Find a little sanctuary
It may sound silly, but the loo can be a place of sanctuary. It offers the ideal escape from difficult, angering situations, particularly in family conflict. Don’t storm off in a huff. Cat says: “Say you just need to pop to the loo, something innocuous that doesn’t create an issue.” She calls it “toilet seat therapy."
“When you need to step away, the only place you might be allowed or able to be on your own is to shut that toilet door.” Take a few minutes to give yourself a break from the conflict. “You’ll step back out in a more positive manner.”
Acknowledge that stress is a choice
“The first thing to acknowledge is stress is a choice,” says Cat. Anger comes with a degree of personal responsibility, even if it is triggered by external factors.
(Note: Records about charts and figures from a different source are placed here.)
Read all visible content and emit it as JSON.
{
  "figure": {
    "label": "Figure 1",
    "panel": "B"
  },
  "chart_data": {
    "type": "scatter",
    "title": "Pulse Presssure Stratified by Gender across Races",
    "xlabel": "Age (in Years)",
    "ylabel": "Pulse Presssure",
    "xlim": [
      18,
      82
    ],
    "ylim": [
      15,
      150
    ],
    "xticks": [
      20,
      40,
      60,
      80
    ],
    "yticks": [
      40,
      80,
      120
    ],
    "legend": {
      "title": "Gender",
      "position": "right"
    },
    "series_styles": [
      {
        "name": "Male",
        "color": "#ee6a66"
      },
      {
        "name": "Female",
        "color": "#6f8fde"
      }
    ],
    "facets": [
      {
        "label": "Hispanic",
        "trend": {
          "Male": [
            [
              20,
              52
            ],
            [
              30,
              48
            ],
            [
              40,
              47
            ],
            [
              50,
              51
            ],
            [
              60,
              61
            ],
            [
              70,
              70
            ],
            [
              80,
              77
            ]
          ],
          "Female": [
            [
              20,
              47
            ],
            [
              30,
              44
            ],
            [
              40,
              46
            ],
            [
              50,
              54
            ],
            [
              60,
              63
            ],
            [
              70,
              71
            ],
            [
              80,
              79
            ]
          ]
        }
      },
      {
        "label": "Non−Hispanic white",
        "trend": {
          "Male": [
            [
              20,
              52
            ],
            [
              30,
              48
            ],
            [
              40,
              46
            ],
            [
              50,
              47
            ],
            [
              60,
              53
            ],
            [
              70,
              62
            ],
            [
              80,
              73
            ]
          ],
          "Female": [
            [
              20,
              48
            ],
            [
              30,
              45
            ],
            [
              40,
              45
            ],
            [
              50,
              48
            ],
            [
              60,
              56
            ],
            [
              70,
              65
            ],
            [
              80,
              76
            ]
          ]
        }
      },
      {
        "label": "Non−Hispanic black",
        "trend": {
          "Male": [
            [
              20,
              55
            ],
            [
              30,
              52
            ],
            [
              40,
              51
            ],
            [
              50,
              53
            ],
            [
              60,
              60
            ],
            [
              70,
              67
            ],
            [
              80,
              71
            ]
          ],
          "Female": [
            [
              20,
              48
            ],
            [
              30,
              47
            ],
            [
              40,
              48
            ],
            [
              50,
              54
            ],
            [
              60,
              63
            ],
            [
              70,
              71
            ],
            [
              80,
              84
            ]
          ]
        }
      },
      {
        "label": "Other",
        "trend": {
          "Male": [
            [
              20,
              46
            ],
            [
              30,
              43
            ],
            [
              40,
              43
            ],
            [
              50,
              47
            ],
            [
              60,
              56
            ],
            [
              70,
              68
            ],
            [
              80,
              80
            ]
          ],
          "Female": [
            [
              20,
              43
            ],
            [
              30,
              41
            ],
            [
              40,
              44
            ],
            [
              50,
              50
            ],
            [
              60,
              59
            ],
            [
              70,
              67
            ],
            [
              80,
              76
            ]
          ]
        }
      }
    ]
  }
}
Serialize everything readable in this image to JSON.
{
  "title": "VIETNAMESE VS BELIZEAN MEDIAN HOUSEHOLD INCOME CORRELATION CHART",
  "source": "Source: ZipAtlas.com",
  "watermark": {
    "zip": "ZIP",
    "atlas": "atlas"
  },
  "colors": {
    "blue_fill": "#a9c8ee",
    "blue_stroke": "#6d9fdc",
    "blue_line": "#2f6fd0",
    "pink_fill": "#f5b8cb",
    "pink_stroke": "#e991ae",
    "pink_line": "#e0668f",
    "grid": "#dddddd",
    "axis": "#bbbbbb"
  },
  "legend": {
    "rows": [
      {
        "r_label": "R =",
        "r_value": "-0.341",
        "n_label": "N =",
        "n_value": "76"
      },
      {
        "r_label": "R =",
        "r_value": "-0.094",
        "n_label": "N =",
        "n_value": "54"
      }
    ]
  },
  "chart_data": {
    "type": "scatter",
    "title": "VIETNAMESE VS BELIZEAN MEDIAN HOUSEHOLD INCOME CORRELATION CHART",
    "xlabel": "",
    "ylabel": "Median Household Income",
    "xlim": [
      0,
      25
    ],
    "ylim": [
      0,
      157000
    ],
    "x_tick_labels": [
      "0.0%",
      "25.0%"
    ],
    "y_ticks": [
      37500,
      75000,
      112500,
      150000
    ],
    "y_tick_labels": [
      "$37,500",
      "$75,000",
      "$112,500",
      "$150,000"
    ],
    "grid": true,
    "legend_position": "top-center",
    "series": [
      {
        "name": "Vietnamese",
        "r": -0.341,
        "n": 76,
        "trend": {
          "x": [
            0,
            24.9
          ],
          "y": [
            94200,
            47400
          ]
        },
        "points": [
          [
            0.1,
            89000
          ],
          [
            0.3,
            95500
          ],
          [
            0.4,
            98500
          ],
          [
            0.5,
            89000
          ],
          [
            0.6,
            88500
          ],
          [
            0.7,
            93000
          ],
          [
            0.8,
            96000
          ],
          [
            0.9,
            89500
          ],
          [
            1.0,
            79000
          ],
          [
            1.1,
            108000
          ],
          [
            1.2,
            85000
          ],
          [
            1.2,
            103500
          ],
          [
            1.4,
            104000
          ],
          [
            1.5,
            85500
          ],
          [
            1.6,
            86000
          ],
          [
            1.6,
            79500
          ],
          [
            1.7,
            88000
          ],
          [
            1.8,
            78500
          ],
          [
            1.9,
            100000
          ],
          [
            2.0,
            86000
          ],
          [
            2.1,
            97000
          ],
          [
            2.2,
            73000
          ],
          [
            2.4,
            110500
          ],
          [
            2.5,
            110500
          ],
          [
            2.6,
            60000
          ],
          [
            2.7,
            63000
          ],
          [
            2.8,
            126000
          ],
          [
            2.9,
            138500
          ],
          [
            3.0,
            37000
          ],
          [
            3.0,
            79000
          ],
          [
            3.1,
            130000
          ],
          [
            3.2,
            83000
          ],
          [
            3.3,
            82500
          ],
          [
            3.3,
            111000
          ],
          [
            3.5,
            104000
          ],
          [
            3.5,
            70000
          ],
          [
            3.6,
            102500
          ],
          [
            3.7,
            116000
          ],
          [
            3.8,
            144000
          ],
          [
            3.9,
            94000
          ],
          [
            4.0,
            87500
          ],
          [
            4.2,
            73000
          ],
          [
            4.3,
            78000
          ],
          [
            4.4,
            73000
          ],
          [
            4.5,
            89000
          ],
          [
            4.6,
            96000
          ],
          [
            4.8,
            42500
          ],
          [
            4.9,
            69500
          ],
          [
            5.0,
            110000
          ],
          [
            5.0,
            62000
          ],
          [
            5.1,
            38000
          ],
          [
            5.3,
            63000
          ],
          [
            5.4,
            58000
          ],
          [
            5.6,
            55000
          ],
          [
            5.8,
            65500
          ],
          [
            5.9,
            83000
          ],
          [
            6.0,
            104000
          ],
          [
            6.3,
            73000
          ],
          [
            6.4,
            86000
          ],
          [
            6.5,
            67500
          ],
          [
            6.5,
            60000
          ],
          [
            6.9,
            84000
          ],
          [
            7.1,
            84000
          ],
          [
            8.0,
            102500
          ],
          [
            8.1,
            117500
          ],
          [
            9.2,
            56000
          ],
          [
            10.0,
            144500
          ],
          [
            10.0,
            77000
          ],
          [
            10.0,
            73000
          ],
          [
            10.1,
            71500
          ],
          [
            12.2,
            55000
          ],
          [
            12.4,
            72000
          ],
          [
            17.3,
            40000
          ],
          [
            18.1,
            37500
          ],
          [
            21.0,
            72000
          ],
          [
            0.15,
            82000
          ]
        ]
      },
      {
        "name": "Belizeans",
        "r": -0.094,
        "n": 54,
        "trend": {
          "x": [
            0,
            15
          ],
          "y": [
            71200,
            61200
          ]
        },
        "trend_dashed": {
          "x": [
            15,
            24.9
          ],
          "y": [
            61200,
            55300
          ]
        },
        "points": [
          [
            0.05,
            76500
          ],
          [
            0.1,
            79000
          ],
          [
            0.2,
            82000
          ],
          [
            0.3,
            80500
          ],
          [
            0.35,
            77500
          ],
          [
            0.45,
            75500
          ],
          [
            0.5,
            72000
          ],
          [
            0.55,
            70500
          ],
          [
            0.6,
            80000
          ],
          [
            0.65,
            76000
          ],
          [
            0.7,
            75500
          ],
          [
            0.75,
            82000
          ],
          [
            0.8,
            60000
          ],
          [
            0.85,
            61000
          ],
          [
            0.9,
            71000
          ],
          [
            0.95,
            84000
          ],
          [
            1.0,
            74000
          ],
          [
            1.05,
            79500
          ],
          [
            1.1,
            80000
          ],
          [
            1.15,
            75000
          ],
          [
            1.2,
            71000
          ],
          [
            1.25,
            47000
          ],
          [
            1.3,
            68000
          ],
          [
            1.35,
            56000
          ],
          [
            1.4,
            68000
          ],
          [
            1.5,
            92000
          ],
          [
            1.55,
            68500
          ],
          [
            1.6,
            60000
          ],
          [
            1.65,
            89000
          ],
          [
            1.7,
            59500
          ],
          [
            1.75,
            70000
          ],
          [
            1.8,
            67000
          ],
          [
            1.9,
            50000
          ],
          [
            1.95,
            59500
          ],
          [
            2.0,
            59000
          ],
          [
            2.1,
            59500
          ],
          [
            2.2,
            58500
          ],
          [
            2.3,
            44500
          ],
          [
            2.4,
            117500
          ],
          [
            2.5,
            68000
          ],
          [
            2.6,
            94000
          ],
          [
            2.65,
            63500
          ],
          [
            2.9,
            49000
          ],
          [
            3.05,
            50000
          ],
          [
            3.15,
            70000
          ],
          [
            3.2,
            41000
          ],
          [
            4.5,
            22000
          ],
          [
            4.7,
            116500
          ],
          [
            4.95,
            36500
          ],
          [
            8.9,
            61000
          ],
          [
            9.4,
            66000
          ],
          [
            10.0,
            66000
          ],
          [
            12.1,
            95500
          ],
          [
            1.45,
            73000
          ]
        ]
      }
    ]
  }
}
When something upsets you, there are two possibilities.
“We can either think ‘right, when they say that I’m going to jump on them because I don’t care’ – that’s the kind of Christmas that just explodes – or we can say is that the kind of Christmas I want?”
Be kind to yourself
Be sure to make time to do things you enjoy, whether that’s reading a book, watching a film or going for a run. Spend some time alone: without the pressure to be sociable, you can relax. It’s only Christmas after all.